1591. Cuncta docet necessitas.

This is another way of explaining that necessity is a teacher: she teaches all things, cuncta docet.

1592. Necessitas amicum probat.

Compare the saying you saw earlier: Rebus incertis amor est probandus.

1593. Necessitas dat legem, non ipsa accipit.

This is another one of the sayings collected by Publilius Syrus.

1594. Necessitas vincit legem.

In the previous saying, necessity accepted no law - now she conquers it!

1595. Necessitas omnem legem frangit.

Here not only does necessity conquer the law - she breaks every one of them: omnem legem frangit.

1596. Necessitas non habet legem.

Compare the English saying, "Necessity knows no law."

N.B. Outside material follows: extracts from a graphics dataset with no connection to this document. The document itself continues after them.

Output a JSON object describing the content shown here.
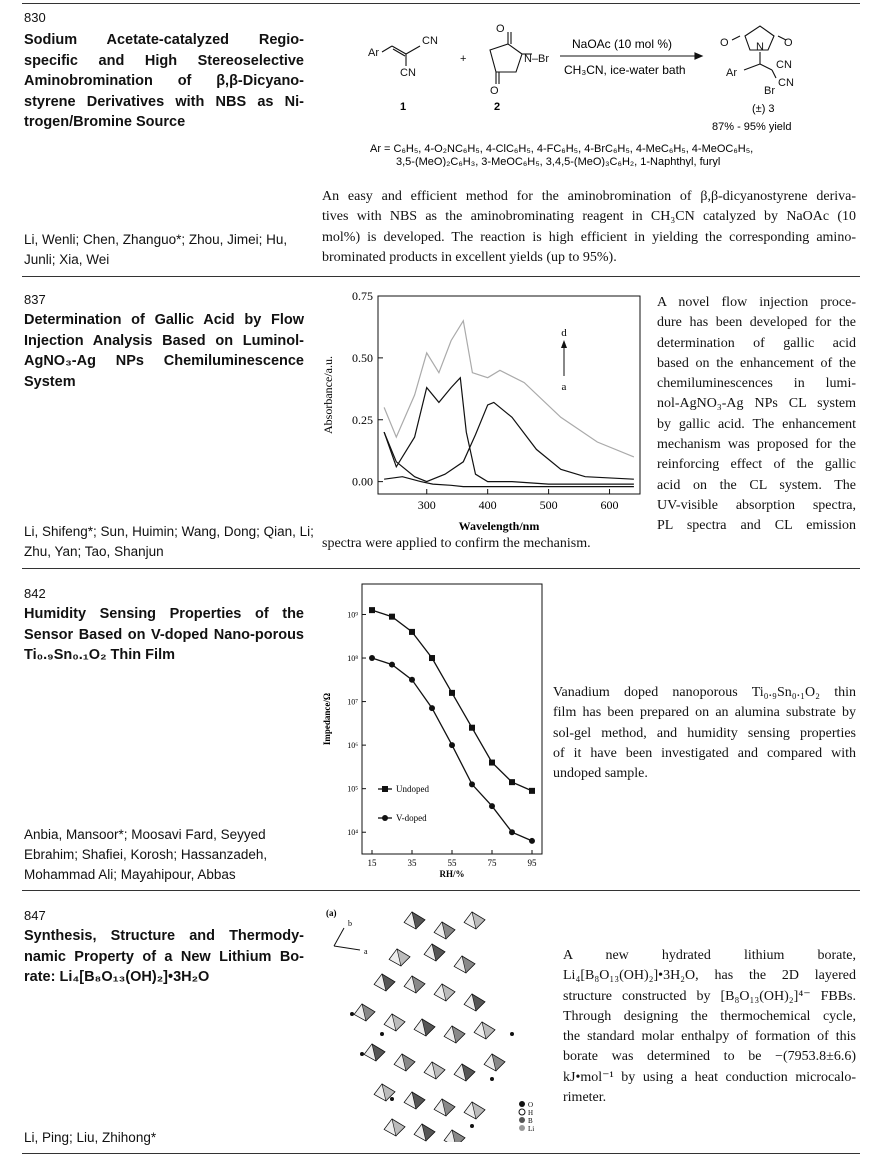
{
  "entries": [
    {
      "number": "830",
      "title": "Sodium Acetate-catalyzed Regio-specific and High Stereoselective Aminobromination of β,β-Dicyano-styrene Derivatives with NBS as Ni-trogen/Bromine Source",
      "authors": "Li, Wenli; Chen, Zhanguo*; Zhou, Jimei; Hu, Junli; Xia, Wei",
      "scheme": {
        "reagent_top": "NaOAc (10 mol %)",
        "reagent_bottom": "CH₃CN, ice-water bath",
        "compound1": "1",
        "compound2": "2",
        "product": "(±) 3",
        "yield": "87% - 95% yield",
        "ar_line1": "Ar = C₆H₅, 4-O₂NC₆H₅, 4-ClC₆H₅, 4-FC₆H₅, 4-BrC₆H₅, 4-MeC₆H₅, 4-MeOC₆H₅,",
        "ar_line2": "3,5-(MeO)₂C₆H₃, 3-MeOC₆H₅, 3,4,5-(MeO)₃C₆H₂, 1-Naphthyl, furyl"
      },
      "abstract_lines": [
        "An easy and efficient method for the aminobromination of β,β-dicyanostyrene deriva-",
        "tives with NBS as the aminobrominating reagent in CH₃CN catalyzed by NaOAc (10",
        "mol%) is developed. The reaction is high efficient in yielding the corresponding amino-",
        "brominated products in excellent yields (up to 95%)."
      ]
    },
    {
      "number": "837",
      "title": "Determination of Gallic Acid by Flow Injection Analysis Based on Luminol-AgNO₃-Ag NPs Chemiluminescence System",
      "authors": "Li, Shifeng*; Sun, Huimin; Wang, Dong; Qian, Li; Zhu, Yan; Tao, Shanjun",
      "abstract_lines": [
        "A novel flow injection proce-",
        "dure has been developed for the",
        "determination of gallic acid",
        "based on the enhancement of the",
        "chemiluminescences in lumi-",
        "nol-AgNO₃-Ag NPs CL system",
        "by gallic acid. The enhancement",
        "mechanism was proposed for the",
        "reinforcing effect of the gallic",
        "acid on the CL system. The",
        "UV-visible absorption spectra,",
        "PL spectra and CL emission"
      ],
      "abstract_tail": "spectra were applied to confirm the mechanism."
    },
    {
      "number": "842",
      "title": "Humidity Sensing Properties of the Sensor Based on V-doped Nano-porous Ti₀.₉Sn₀.₁O₂ Thin Film",
      "authors": "Anbia, Mansoor*; Moosavi Fard, Seyyed Ebrahim; Shafiei, Korosh; Hassanzadeh, Mohammad Ali; Mayahipour, Abbas",
      "abstract_lines": [
        "Vanadium doped nanoporous Ti₀.₉Sn₀.₁O₂ thin",
        "film has been prepared on an alumina substrate by",
        "sol-gel method, and humidity sensing properties",
        "of it have been investigated and compared with",
        "undoped sample."
      ]
    },
    {
      "number": "847",
      "title": "Synthesis, Structure and Thermody-namic Property of a New Lithium Bo-rate: Li₄[B₈O₁₃(OH)₂]•3H₂O",
      "authors": "Li, Ping; Liu, Zhihong*",
      "structure_legend": [
        "O",
        "H",
        "B",
        "Li"
      ],
      "structure_label": "(a)",
      "axis_b": "b",
      "axis_a": "a",
      "abstract_lines": [
        "A new hydrated lithium borate,",
        "Li₄[B₈O₁₃(OH)₂]•3H₂O, has the 2D layered",
        "structure constructed by [B₈O₁₃(OH)₂]⁴⁻ FBBs.",
        "Through designing the thermochemical cycle,",
        "the standard molar enthalpy of formation of this",
        "borate was determined to be −(7953.8±6.6)",
        "kJ•mol⁻¹ by using a heat conduction microcalo-",
        "rimeter."
      ]
    }
  ],
  "chart_data": [
    {
      "type": "line",
      "xlabel": "Wavelength/nm",
      "ylabel": "Absorbance/a.u.",
      "xlim": [
        220,
        650
      ],
      "ylim": [
        -0.05,
        0.75
      ],
      "xticks": [
        "300",
        "400",
        "500",
        "600"
      ],
      "yticks": [
        "0.00",
        "0.25",
        "0.50",
        "0.75"
      ],
      "annotation_top": "d",
      "annotation_bottom": "a",
      "series": [
        {
          "x": [
            230,
            260,
            290,
            310,
            340,
            360,
            380,
            400,
            440,
            500,
            560,
            640
          ],
          "y": [
            0.01,
            0.02,
            0.0,
            -0.01,
            -0.015,
            -0.02,
            -0.02,
            -0.02,
            -0.02,
            -0.02,
            -0.02,
            -0.02
          ]
        },
        {
          "x": [
            230,
            250,
            280,
            300,
            320,
            340,
            355,
            365,
            380,
            400,
            440,
            500,
            560,
            640
          ],
          "y": [
            0.2,
            0.06,
            0.18,
            0.38,
            0.32,
            0.38,
            0.42,
            0.2,
            0.03,
            0.0,
            0.0,
            -0.01,
            -0.01,
            -0.01
          ]
        },
        {
          "x": [
            230,
            250,
            280,
            300,
            330,
            360,
            380,
            400,
            410,
            440,
            480,
            520,
            560,
            640
          ],
          "y": [
            0.2,
            0.08,
            0.02,
            0.0,
            0.03,
            0.08,
            0.19,
            0.31,
            0.32,
            0.26,
            0.13,
            0.05,
            0.02,
            0.01
          ]
        },
        {
          "x": [
            230,
            250,
            280,
            300,
            320,
            340,
            360,
            375,
            400,
            420,
            460,
            520,
            580,
            640
          ],
          "y": [
            0.3,
            0.18,
            0.35,
            0.52,
            0.44,
            0.57,
            0.65,
            0.44,
            0.42,
            0.45,
            0.4,
            0.26,
            0.16,
            0.1
          ]
        }
      ]
    },
    {
      "type": "line",
      "xlabel": "RH/%",
      "ylabel": "Impedance/Ω",
      "xlim": [
        10,
        100
      ],
      "ylim": [
        3.5,
        9.7
      ],
      "log_y": true,
      "xticks": [
        "15",
        "35",
        "55",
        "75",
        "95"
      ],
      "yticks": [
        "10⁴",
        "10⁵",
        "10⁶",
        "10⁷",
        "10⁸",
        "10⁹"
      ],
      "series": [
        {
          "name": "Undoped",
          "x": [
            15,
            25,
            35,
            45,
            55,
            65,
            75,
            85,
            95
          ],
          "y": [
            9.1,
            8.95,
            8.6,
            8.0,
            7.2,
            6.4,
            5.6,
            5.15,
            4.95
          ]
        },
        {
          "name": "V-doped",
          "x": [
            15,
            25,
            35,
            45,
            55,
            65,
            75,
            85,
            95
          ],
          "y": [
            8.0,
            7.85,
            7.5,
            6.85,
            6.0,
            5.1,
            4.6,
            4.0,
            3.8
          ]
        }
      ]
    }
  ]
}
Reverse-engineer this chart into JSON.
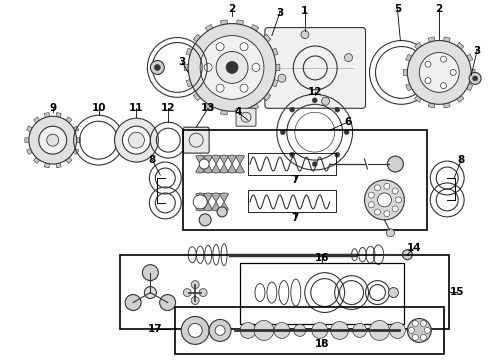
{
  "bg": "#ffffff",
  "fw": 4.9,
  "fh": 3.6,
  "dpi": 100,
  "cc": "#333333",
  "lw": 0.8,
  "fs": 7.5
}
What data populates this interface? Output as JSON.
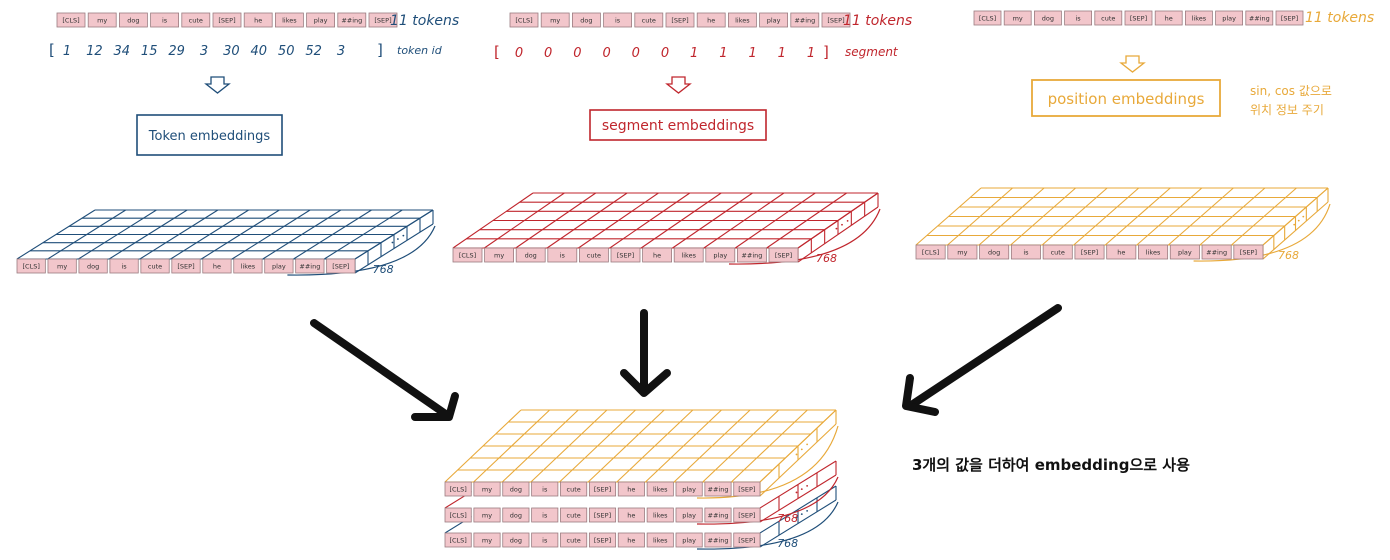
{
  "tokens": [
    "[CLS]",
    "my",
    "dog",
    "is",
    "cute",
    "[SEP]",
    "he",
    "likes",
    "play",
    "##ing",
    "[SEP]"
  ],
  "colors": {
    "token": "#1f4e79",
    "segment": "#c0262d",
    "position": "#e8a93a",
    "arrow": "#111111",
    "token_fill": "#f2c6cb"
  },
  "panels": {
    "token": {
      "count_label": "11 tokens",
      "ids": [
        "1",
        "12",
        "34",
        "15",
        "29",
        "3",
        "30",
        "40",
        "50",
        "52",
        "3"
      ],
      "bracket_open": "[",
      "bracket_close": "]",
      "ids_label": "token id",
      "box_label": "Token embeddings",
      "dim_label": "768"
    },
    "segment": {
      "count_label": "11 tokens",
      "ids": [
        "0",
        "0",
        "0",
        "0",
        "0",
        "0",
        "1",
        "1",
        "1",
        "1",
        "1"
      ],
      "bracket_open": "[",
      "bracket_close": "]",
      "ids_label": "segment",
      "box_label": "segment embeddings",
      "dim_label": "768"
    },
    "position": {
      "count_label": "11 tokens",
      "box_label": "position embeddings",
      "note_line1": "sin, cos 값으로",
      "note_line2": "위치 정보 주기",
      "dim_label": "768"
    }
  },
  "combined": {
    "caption": "3개의 값을 더하여 embedding으로 사용",
    "dim_label": "768"
  }
}
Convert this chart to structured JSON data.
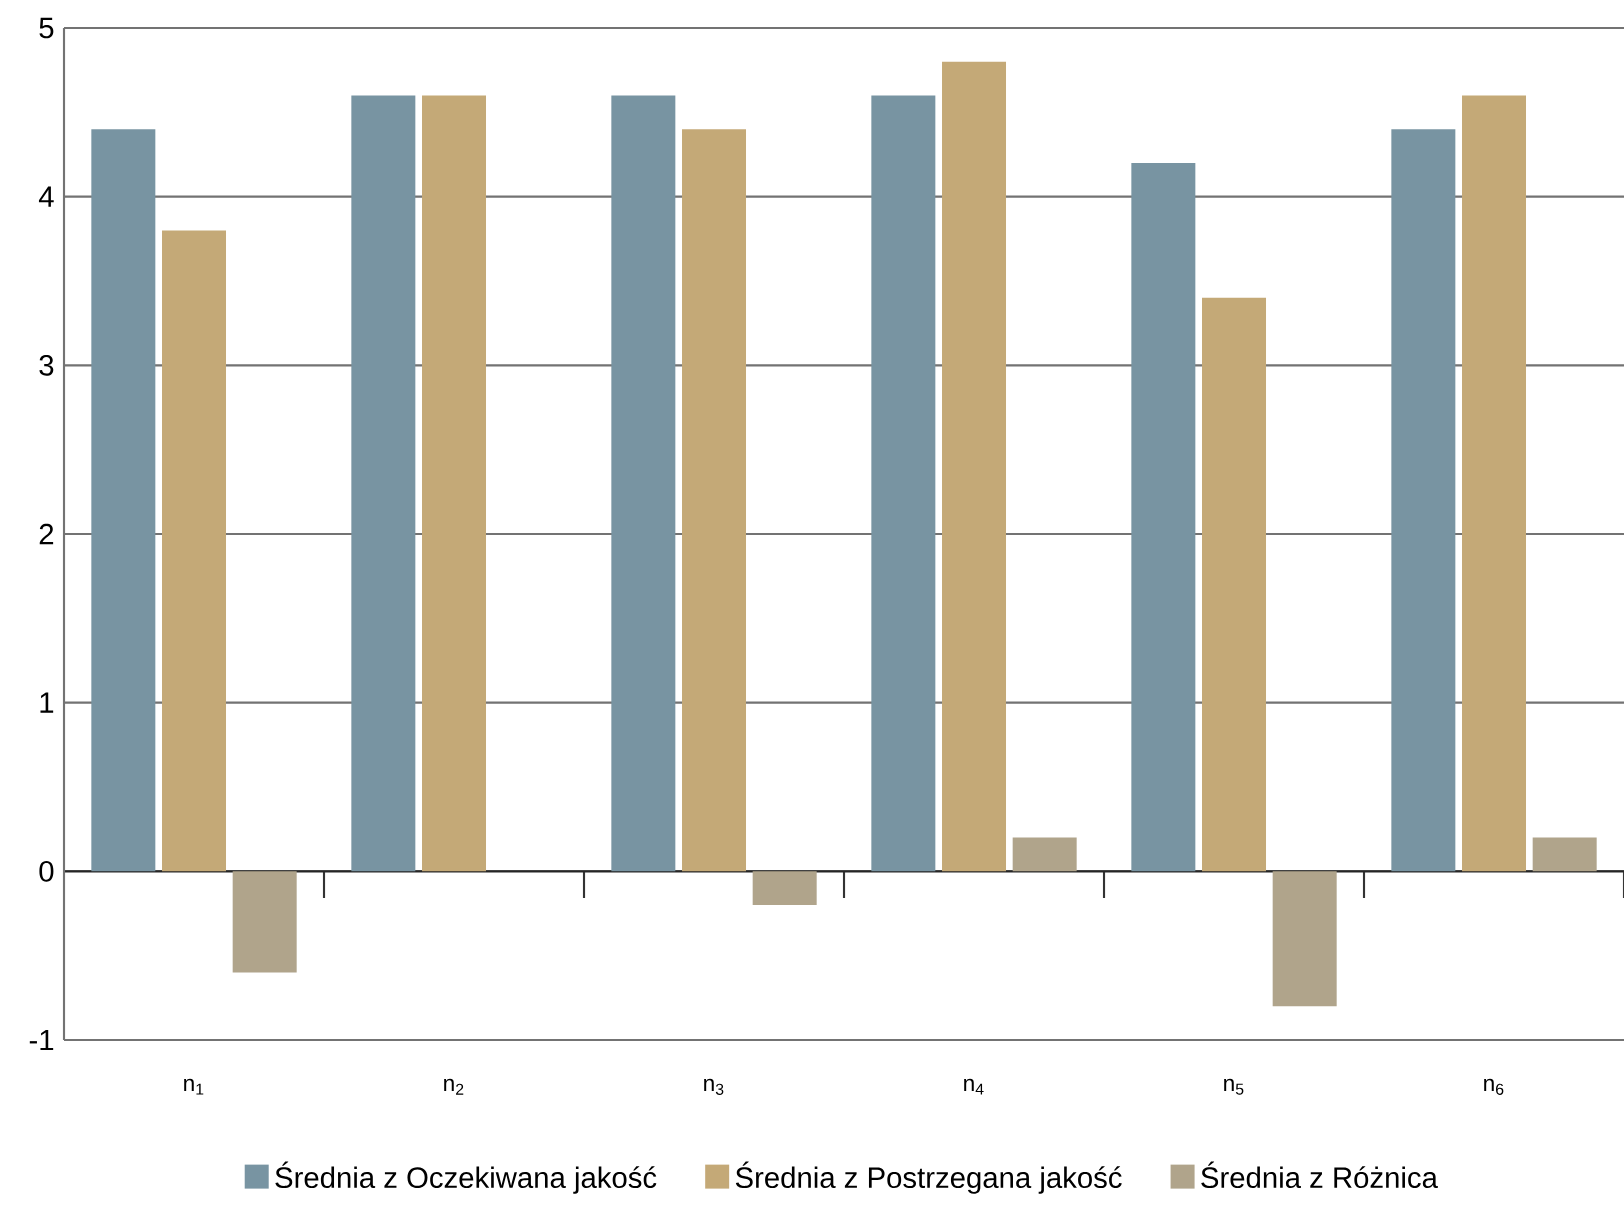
{
  "chart_data": {
    "type": "bar",
    "categories": [
      "n$_{1}$",
      "n$_{2}$",
      "n$_{3}$",
      "n$_{4}$",
      "n$_{5}$",
      "n$_{6}$"
    ],
    "series": [
      {
        "name": "Średnia z Oczekiwana jakość",
        "color": "#7894a2",
        "values": [
          4.4,
          4.6,
          4.6,
          4.6,
          4.2,
          4.4
        ]
      },
      {
        "name": "Średnia z Postrzegana jakość",
        "color": "#c4a977",
        "values": [
          3.8,
          4.6,
          4.4,
          4.8,
          3.4,
          4.6
        ]
      },
      {
        "name": "Średnia z Różnica",
        "color": "#b0a48b",
        "values": [
          -0.6,
          0,
          -0.2,
          0.2,
          -0.8,
          0.2
        ]
      }
    ],
    "ylim": [
      -1,
      5
    ],
    "yticks": [
      -1,
      0,
      1,
      2,
      3,
      4,
      5
    ],
    "grid": "y",
    "legend": "bottom"
  }
}
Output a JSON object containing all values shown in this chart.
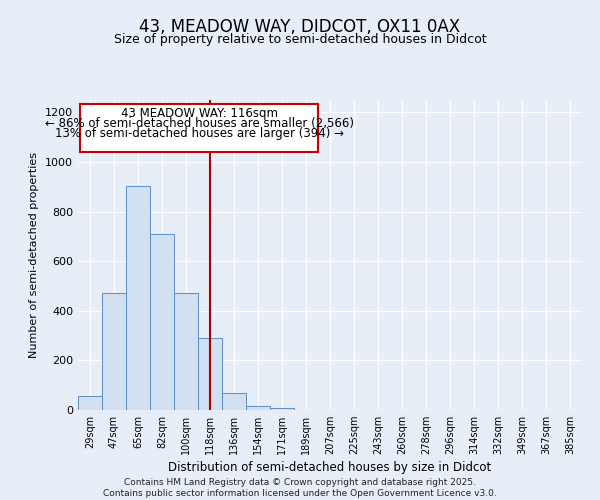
{
  "title": "43, MEADOW WAY, DIDCOT, OX11 0AX",
  "subtitle": "Size of property relative to semi-detached houses in Didcot",
  "xlabel": "Distribution of semi-detached houses by size in Didcot",
  "ylabel": "Number of semi-detached properties",
  "bar_labels": [
    "29sqm",
    "47sqm",
    "65sqm",
    "82sqm",
    "100sqm",
    "118sqm",
    "136sqm",
    "154sqm",
    "171sqm",
    "189sqm",
    "207sqm",
    "225sqm",
    "243sqm",
    "260sqm",
    "278sqm",
    "296sqm",
    "314sqm",
    "332sqm",
    "349sqm",
    "367sqm",
    "385sqm"
  ],
  "bar_values": [
    55,
    470,
    905,
    710,
    470,
    290,
    70,
    15,
    10,
    0,
    0,
    0,
    0,
    0,
    0,
    0,
    0,
    0,
    0,
    0,
    0
  ],
  "bar_color": "#d0e0f0",
  "bar_edge_color": "#5b8ec4",
  "vline_x_index": 5,
  "vline_color": "#aa0000",
  "annotation_title": "43 MEADOW WAY: 116sqm",
  "annotation_line1": "← 86% of semi-detached houses are smaller (2,566)",
  "annotation_line2": "13% of semi-detached houses are larger (394) →",
  "annotation_box_color": "#cc0000",
  "ylim": [
    0,
    1250
  ],
  "yticks": [
    0,
    200,
    400,
    600,
    800,
    1000,
    1200
  ],
  "background_color": "#e8eef8",
  "grid_color": "#ffffff",
  "footer_line1": "Contains HM Land Registry data © Crown copyright and database right 2025.",
  "footer_line2": "Contains public sector information licensed under the Open Government Licence v3.0.",
  "title_fontsize": 12,
  "subtitle_fontsize": 9,
  "annotation_fontsize": 8.5
}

1597. Necessitas caret lege.

[careo: lack, be witout, be free of] Here necessity is lacks any law or limit; compare the saying you saw earlier: Amor legem non habet.

1598. Prima virtus est vitio carere.

Here the infinitive phrase, "vitio carere," functions as a noun: The first virtue is to be free from vice.

1599. Nummis praestat carere quam amicis.

This statement depends on a parallel structure: Nummis praestat carere quam amicis (carere).

1600. Frustra laborat vir qui consilio caret.

Compare the motto you saw earlier: Consilio et industria. Planning and hard work go hand in hand.